If not done right from the beginning, data governance can be a huge pain for data teams.
João Maia, Head of Data at Quanto, can attest to this from years of experience. Having previously worked on teams where the focus was on delivering results without worrying about data governance, João has seen what happens when you do that:
- Everything starts off just fine. Then the company starts growing.
- New people and processes are introduced into the mix.
- Data gets scattered around different databases and tools.
- Losing track of information becomes treacherously easy.
Sprinkle on a little bit of everyone’s favorite data regulation laws like GDPR and LGPD (Brazil’s General Data Protection Law), and the scenario quickly becomes chaotic. And once you’re past that point… Well, we hope your hobbies include herding cats and reversing entropy.
That’s why, when João was presented with the challenge of being the Head of Data at Quanto, he decided that things would be different this time.
How not to make the same mistake twice
In operation since 2020, Quanto is a Brazilian Open Banking/Open Finance company transforming the potential of Open Finance into business results. In a secure environment, customers can share data and extract insights to better understand the consumer profile and build more personalized financial solutions.
Fintech isn’t exactly known for a happy-go-lucky, relaxed attitude towards data, so João was determined to get Quanto’s approach right from the start.
That included identifying the main data-related mistakes he’d seen in the past:
- Decentralized data. When data gets scattered around too many different places, it’s easy to lose track of what information is useful, and to who. But for data to be actually meaningful, it needs to be clear who is responsible for it.
- Lack of visibility into impact. There must be a better way to understand the impact of data than just deleting a column and waiting to hear which desk the scream is coming from. When you can’t predict the impact of moving data from point A to point B, you’ll spend a lot of time trying to figure out if it can be done without breaking anything. This is time that most companies simply don’t have.
- Lack of visibility into data usage. In terms of usefulness, not all data is created equal. If your engineering team can’t see what is important and what isn’t, they have no way to prioritize what and how they’re monitoring.
- Outdated and unused trash data. Data can become outdated and tables unused over time, for different reasons. Holding on to unused data causes clutter and confusion for your engineers and data scientists, not to mention the precious, precious server space it’s taking up.
That’s quite a hefty list of exciting ways things can go wrong. João’s first impulse was to develop an in-house tool to deal with these issues before they even come up, but after some consideration, he realized that wasn’t feasible for Quanto.
Then, João and his team tried an open-source tool, only to find out it didn’t have the level of automation they needed.

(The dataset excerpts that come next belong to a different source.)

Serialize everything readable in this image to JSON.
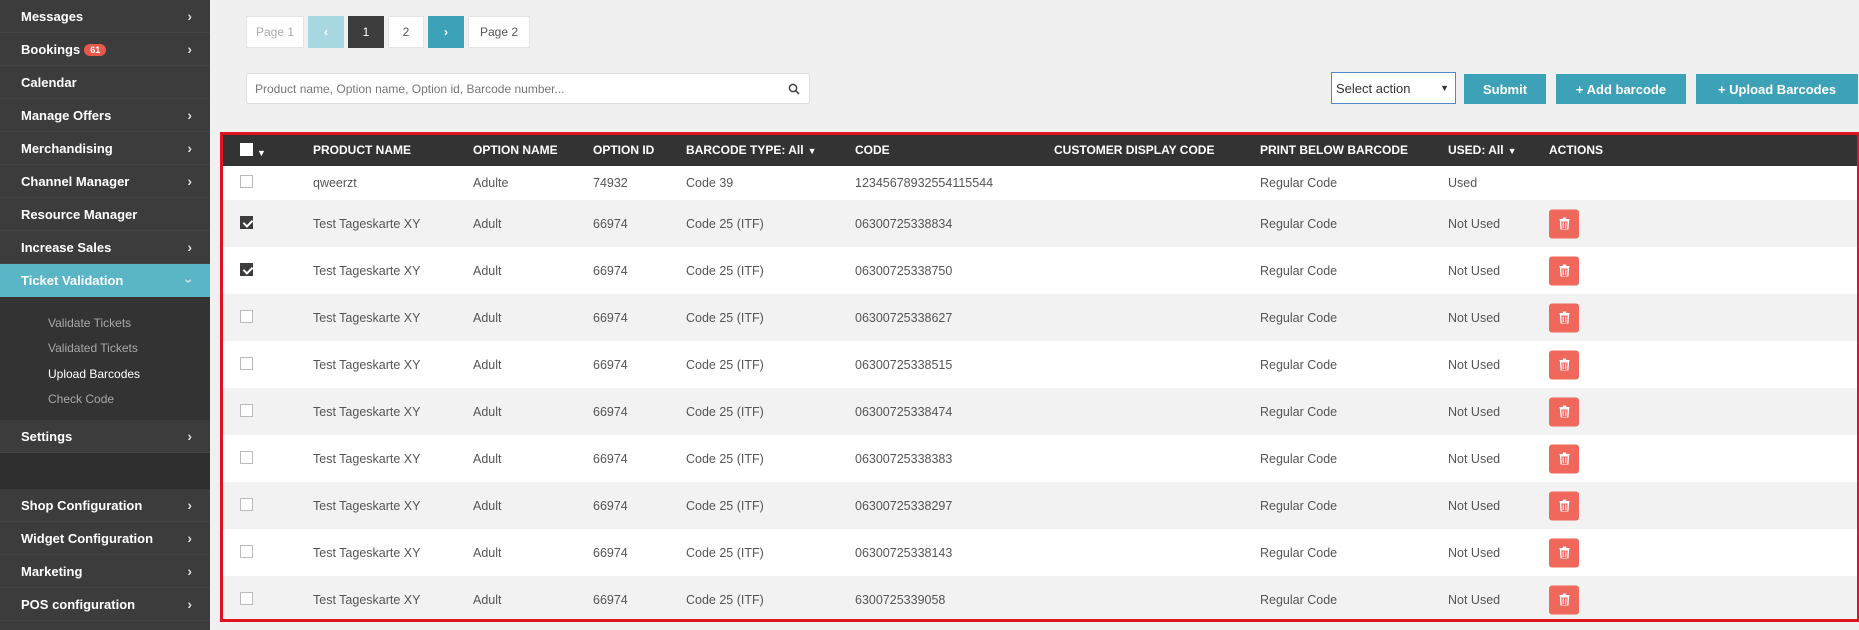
{
  "sidebar": {
    "items_top": [
      {
        "label": "Messages",
        "chevron": true
      },
      {
        "label": "Bookings",
        "badge": "61",
        "chevron": true
      },
      {
        "label": "Calendar",
        "chevron": false
      },
      {
        "label": "Manage Offers",
        "chevron": true
      },
      {
        "label": "Merchandising",
        "chevron": true
      },
      {
        "label": "Channel Manager",
        "chevron": true
      },
      {
        "label": "Resource Manager",
        "chevron": false
      },
      {
        "label": "Increase Sales",
        "chevron": true
      }
    ],
    "active": {
      "label": "Ticket Validation"
    },
    "sub_items": [
      "Validate Tickets",
      "Validated Tickets",
      "Upload Barcodes",
      "Check Code"
    ],
    "settings": {
      "label": "Settings"
    },
    "items_bottom": [
      "Shop Configuration",
      "Widget Configuration",
      "Marketing",
      "POS configuration"
    ]
  },
  "pagination": {
    "first_label": "Page 1",
    "prev": "‹",
    "page1": "1",
    "page2": "2",
    "next": "›",
    "last_label": "Page 2"
  },
  "search": {
    "placeholder": "Product name, Option name, Option id, Barcode number..."
  },
  "toolbar": {
    "select_action": "Select action",
    "submit": "Submit",
    "add_barcode": "+ Add barcode",
    "upload_barcodes": "+ Upload Barcodes"
  },
  "table": {
    "headers": {
      "product_name": "PRODUCT NAME",
      "option_name": "OPTION NAME",
      "option_id": "OPTION ID",
      "barcode_type": "BARCODE TYPE: All",
      "code": "CODE",
      "customer_display_code": "CUSTOMER DISPLAY CODE",
      "print_below": "PRINT BELOW BARCODE",
      "used": "USED: All",
      "actions": "ACTIONS"
    },
    "rows": [
      {
        "checked": false,
        "product": "qweerzt",
        "option": "Adulte",
        "option_id": "74932",
        "type": "Code 39",
        "code": "12345678932554115544",
        "customer_code": "",
        "print_below": "Regular Code",
        "used": "Used",
        "deletable": false
      },
      {
        "checked": true,
        "product": "Test Tageskarte XY",
        "option": "Adult",
        "option_id": "66974",
        "type": "Code 25 (ITF)",
        "code": "06300725338834",
        "customer_code": "",
        "print_below": "Regular Code",
        "used": "Not Used",
        "deletable": true
      },
      {
        "checked": true,
        "product": "Test Tageskarte XY",
        "option": "Adult",
        "option_id": "66974",
        "type": "Code 25 (ITF)",
        "code": "06300725338750",
        "customer_code": "",
        "print_below": "Regular Code",
        "used": "Not Used",
        "deletable": true
      },
      {
        "checked": false,
        "product": "Test Tageskarte XY",
        "option": "Adult",
        "option_id": "66974",
        "type": "Code 25 (ITF)",
        "code": "06300725338627",
        "customer_code": "",
        "print_below": "Regular Code",
        "used": "Not Used",
        "deletable": true
      },
      {
        "checked": false,
        "product": "Test Tageskarte XY",
        "option": "Adult",
        "option_id": "66974",
        "type": "Code 25 (ITF)",
        "code": "06300725338515",
        "customer_code": "",
        "print_below": "Regular Code",
        "used": "Not Used",
        "deletable": true
      },
      {
        "checked": false,
        "product": "Test Tageskarte XY",
        "option": "Adult",
        "option_id": "66974",
        "type": "Code 25 (ITF)",
        "code": "06300725338474",
        "customer_code": "",
        "print_below": "Regular Code",
        "used": "Not Used",
        "deletable": true
      },
      {
        "checked": false,
        "product": "Test Tageskarte XY",
        "option": "Adult",
        "option_id": "66974",
        "type": "Code 25 (ITF)",
        "code": "06300725338383",
        "customer_code": "",
        "print_below": "Regular Code",
        "used": "Not Used",
        "deletable": true
      },
      {
        "checked": false,
        "product": "Test Tageskarte XY",
        "option": "Adult",
        "option_id": "66974",
        "type": "Code 25 (ITF)",
        "code": "06300725338297",
        "customer_code": "",
        "print_below": "Regular Code",
        "used": "Not Used",
        "deletable": true
      },
      {
        "checked": false,
        "product": "Test Tageskarte XY",
        "option": "Adult",
        "option_id": "66974",
        "type": "Code 25 (ITF)",
        "code": "06300725338143",
        "customer_code": "",
        "print_below": "Regular Code",
        "used": "Not Used",
        "deletable": true
      },
      {
        "checked": false,
        "product": "Test Tageskarte XY",
        "option": "Adult",
        "option_id": "66974",
        "type": "Code 25 (ITF)",
        "code": "6300725339058",
        "customer_code": "",
        "print_below": "Regular Code",
        "used": "Not Used",
        "deletable": true
      }
    ]
  },
  "colors": {
    "sidebar_bg": "#3c3c3c",
    "accent": "#3da2b8",
    "active_nav": "#5ab6c6",
    "delete": "#f0675b",
    "highlight_border": "#e0141f",
    "badge": "#e8584b"
  }
}
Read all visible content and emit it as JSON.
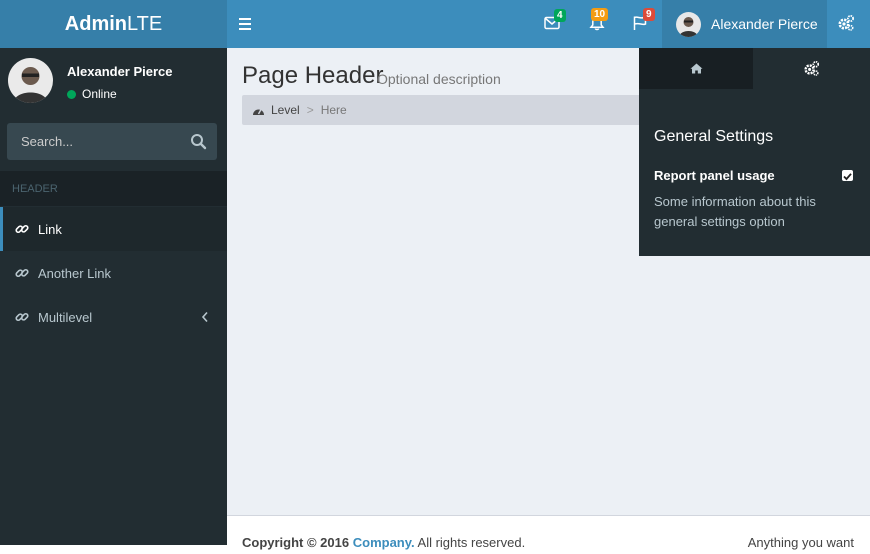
{
  "brand": {
    "bold": "Admin",
    "light": "LTE"
  },
  "navbar": {
    "messages_count": "4",
    "notifications_count": "10",
    "tasks_count": "9",
    "user_name": "Alexander Pierce"
  },
  "sidebar": {
    "user": {
      "name": "Alexander Pierce",
      "status": "Online"
    },
    "search_placeholder": "Search...",
    "header": "HEADER",
    "items": [
      {
        "label": "Link",
        "active": true
      },
      {
        "label": "Another Link",
        "active": false
      },
      {
        "label": "Multilevel",
        "active": false
      }
    ]
  },
  "content": {
    "title": "Page Header",
    "description": "Optional description",
    "breadcrumb": {
      "level": "Level",
      "separator": ">",
      "here": "Here"
    }
  },
  "control_sidebar": {
    "title": "General Settings",
    "option_label": "Report panel usage",
    "option_checked": true,
    "option_info": "Some information about this general settings option"
  },
  "footer": {
    "copyright": "Copyright © 2016",
    "company": "Company.",
    "rights": "All rights reserved.",
    "right_text": "Anything you want"
  },
  "colors": {
    "primary": "#3c8dbc",
    "primary_dark": "#367fa9",
    "sidebar_bg": "#222d32",
    "success": "#00a65a",
    "warning": "#f39c12",
    "danger": "#dd4b39"
  }
}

Too much manual work = an effort-to-result ratio that wasn’t making sense.
Next, they looked into three different data governance products. Moving into the proof-of-concept phase for each of these tools, it quickly became obvious that they would take an unreasonable amount of work to configure and integrate properly.
And then they met Alvin.
It was a LinkedIn post from Lucas, one of Alvin’s developers, that planted the idea in João’s mind. He was intrigued. After a demo and a proof of concept, it turned out to be a perfect fit.
How Quanto uses Alvin
“We plugged our platforms into Alvin and it just worked: lineage, impact analysis, and glossary”, says João. “No more time spent configuring things manually and checking every day if they’re working.”
We had to dig a little deeper, so we asked João for specific ways in which Alvin makes his life easier.
“We chose Alvin because of how easily, quickly, and efficiently we could implement the LGDP controls,” he says. “Unlike other options in the market, whether open-source or proprietary solutions, that take weeks to deploy, with Alvin, we did it in minutes.”
"I always like to use the “Dashboards” filter to understand what the data team’s internal customers are consuming, to help prioritize the team’s efforts."
“When visualizing lineage, I can see which Looker Explores are being used to build a dashboard and which tables are used. This type of investigation would be more work with ETLs or on Looker itself. With Alvin, it’s much simpler and in one place.”
“The impact analysis feature is also very useful to understand the implications of changing a table that is already part of some productive flow of value delivery.”
Sounds great, we’ll take it!
Wait… We built it.
And we couldn’t be prouder to see how Alvin is helping Quanto knock it out of the park with data governance, centralizing data information, and democratizing access to it.